The maximum value rises and falls, while the minimum seems to be pretty flat. Of course, here we are averaging over several different bands and observations are only available for a subset of the bands for each date. It would be much better to look at the individual lightcurves for each band.

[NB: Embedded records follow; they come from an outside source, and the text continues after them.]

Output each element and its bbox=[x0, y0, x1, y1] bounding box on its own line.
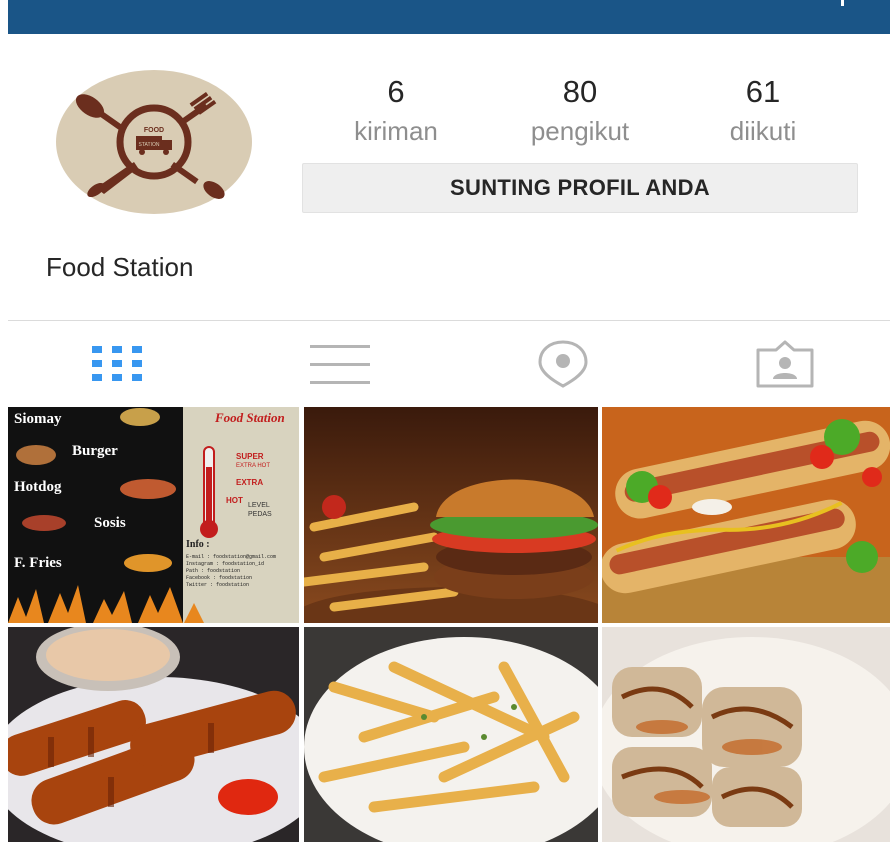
svg-text:E-mail : foodstation@gmail.: E-mail : foodstation@gmail.com bbox=[186, 554, 276, 560]
followers-count: 80 bbox=[562, 74, 598, 109]
list-icon bbox=[310, 345, 370, 384]
tagged-person-icon bbox=[756, 340, 814, 388]
svg-text:Facebook : foodstation: Facebook : foodstation bbox=[186, 575, 252, 581]
hotdogs-photo bbox=[602, 407, 890, 623]
svg-text:STATION: STATION bbox=[139, 142, 160, 148]
status-header-bar bbox=[8, 0, 890, 34]
menu-item: Burger bbox=[72, 443, 118, 459]
fries-photo bbox=[304, 627, 598, 842]
tab-grid[interactable] bbox=[90, 336, 146, 390]
tab-list[interactable] bbox=[308, 336, 372, 390]
post-tile-hotdogs[interactable] bbox=[602, 407, 890, 623]
svg-text:FOOD: FOOD bbox=[144, 127, 164, 134]
status-tick bbox=[841, 0, 844, 6]
svg-text:Path : foodstation: Path : foodstation bbox=[186, 568, 240, 574]
svg-text:Instagram : foodstation_id: Instagram : foodstation_id bbox=[186, 561, 264, 567]
food-station-logo-icon: FOOD STATION bbox=[56, 70, 252, 214]
svg-text:Twitter : foodstation: Twitter : foodstation bbox=[186, 582, 249, 588]
post-tile-sausages[interactable] bbox=[8, 627, 299, 842]
menu-item: F. Fries bbox=[14, 555, 62, 571]
svg-text:PEDAS: PEDAS bbox=[248, 511, 272, 518]
posts-count: 6 bbox=[387, 74, 405, 109]
post-tile-burger[interactable] bbox=[304, 407, 598, 623]
burger-photo bbox=[304, 407, 598, 623]
svg-text:SUPER: SUPER bbox=[236, 452, 264, 461]
posts-grid: Food Station Siomay Burger Hotdog Sosis … bbox=[8, 407, 890, 842]
following-count: 61 bbox=[745, 74, 781, 109]
menu-item: Sosis bbox=[94, 515, 126, 531]
siomay-photo bbox=[602, 627, 890, 842]
location-pin-icon bbox=[538, 340, 588, 388]
menu-item: Hotdog bbox=[14, 479, 62, 495]
svg-text:HOT: HOT bbox=[226, 496, 243, 505]
post-tile-siomay[interactable] bbox=[602, 627, 890, 842]
sausages-photo bbox=[8, 627, 299, 842]
posts-stat[interactable]: 6 kiriman bbox=[321, 70, 471, 148]
followers-label: pengikut bbox=[530, 116, 630, 146]
profile-avatar[interactable]: FOOD STATION bbox=[56, 70, 252, 214]
posts-label: kiriman bbox=[354, 116, 438, 146]
following-label: diikuti bbox=[729, 116, 797, 146]
following-stat[interactable]: 61 diikuti bbox=[688, 70, 838, 148]
poster-brand: Food Station bbox=[214, 410, 285, 425]
edit-profile-button[interactable]: SUNTING PROFIL ANDA bbox=[302, 163, 858, 213]
svg-text:EXTRA: EXTRA bbox=[236, 478, 263, 487]
grid-icon bbox=[92, 346, 142, 381]
tab-tagged[interactable] bbox=[754, 336, 816, 390]
post-tile-menu-poster[interactable]: Food Station Siomay Burger Hotdog Sosis … bbox=[8, 407, 299, 623]
profile-name: Food Station bbox=[46, 252, 194, 282]
post-tile-fries[interactable] bbox=[304, 627, 598, 842]
followers-stat[interactable]: 80 pengikut bbox=[505, 70, 655, 148]
svg-text:EXTRA HOT: EXTRA HOT bbox=[236, 463, 270, 469]
poster-info-title: Info : bbox=[186, 539, 210, 550]
tabs-divider bbox=[8, 320, 890, 321]
menu-item: Siomay bbox=[14, 411, 62, 427]
svg-text:LEVEL: LEVEL bbox=[248, 502, 270, 509]
menu-poster-image: Food Station Siomay Burger Hotdog Sosis … bbox=[8, 407, 299, 623]
tab-location[interactable] bbox=[536, 336, 590, 390]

matplotlib.pyplot.plot(mjd,data[:,1],'o', color='blue')
matplotlib.pyplot.plot(mjd,data[:,3],'o', color='green')
matplotlib.pyplot.plot(mjd,data[:,5],'o', color='yellow')
matplotlib.pyplot.plot(mjd,data[:,7],'o', color='red')
matplotlib.pyplot.show()

Light Curves

Grouping plots

You can group similar plots in a single figure using subplots. This script below uses a number of new commands. The function matplotlib.pyplot.figure() creates a space into which we will place all of our plots. The parameter figsize tells Python how big to make this space. Each subplot is placed into the figure using its add_subplot method. The add_subplot method takes 3 parameters. The first denotes how many total rows of subplots there are, the second parameter refers to the total number of subplot columns, and the final parameter denotes which subplot your variable is referencing (left-to-right, top-to-bottom). Each subplot is stored in a different variable (axes1, axes2, axes3). Once a subplot is created, the axes can be titled using the set_xlabel() command (or set_ylabel()). Here are our three plots side by side:

import numpy as np
import matplotlib.pyplot as plt

data = np.loadtxt(fname='data/03D1ar.csv', delimiter=',', skiprows=1)
mjd = data[:,0]

fig = plt.figure(figsize=(15.0, 4.0))

axes1 = fig.add_subplot(1, 4, 1)
axes2 = fig.add_subplot(1, 4, 2)
axes3 = fig.add_subplot(1, 4, 3)
axes4 = fig.add_subplot(1, 4, 4)

axes1.set_xlabel('MJD')
axes1.set_ylabel('g')
axes1.set_ylim([-150,720])
axes1.plot(mjd,data[:,1],'o', color='blue')

axes2.set_xlabel('MJD')
axes2.set_ylabel('r')
axes2.set_ylim([-150,720])
axes2.plot(mjd,data[:,3],'o', color='green')

axes3.set_xlabel('MJD')
axes3.set_ylabel('i')
axes3.set_ylim([-150,720])
axes3.plot(mjd,data[:,5],'o', color='yellow')

axes4.set_xlabel('MJD')
axes4.set_ylabel('z')
axes4.set_ylim([-150,720])
axes4.plot(mjd, data[:,7],'o', color='red')

fig.tight_layout()

plt.show(block=False)

The Previous Plots as Subplots

The call to loadtxt reads our data, and the rest of the program tells the plotting library how large we want the figure to be, that we’re creating three subplots, what to draw for each one, and that we want a tight layout. (If we leave out that call to fig.tight_layout(), the graphs will actually be squeezed together more closely.)

Key Points

  • Use the pyplot library from matplotlib for creating simple visualizations.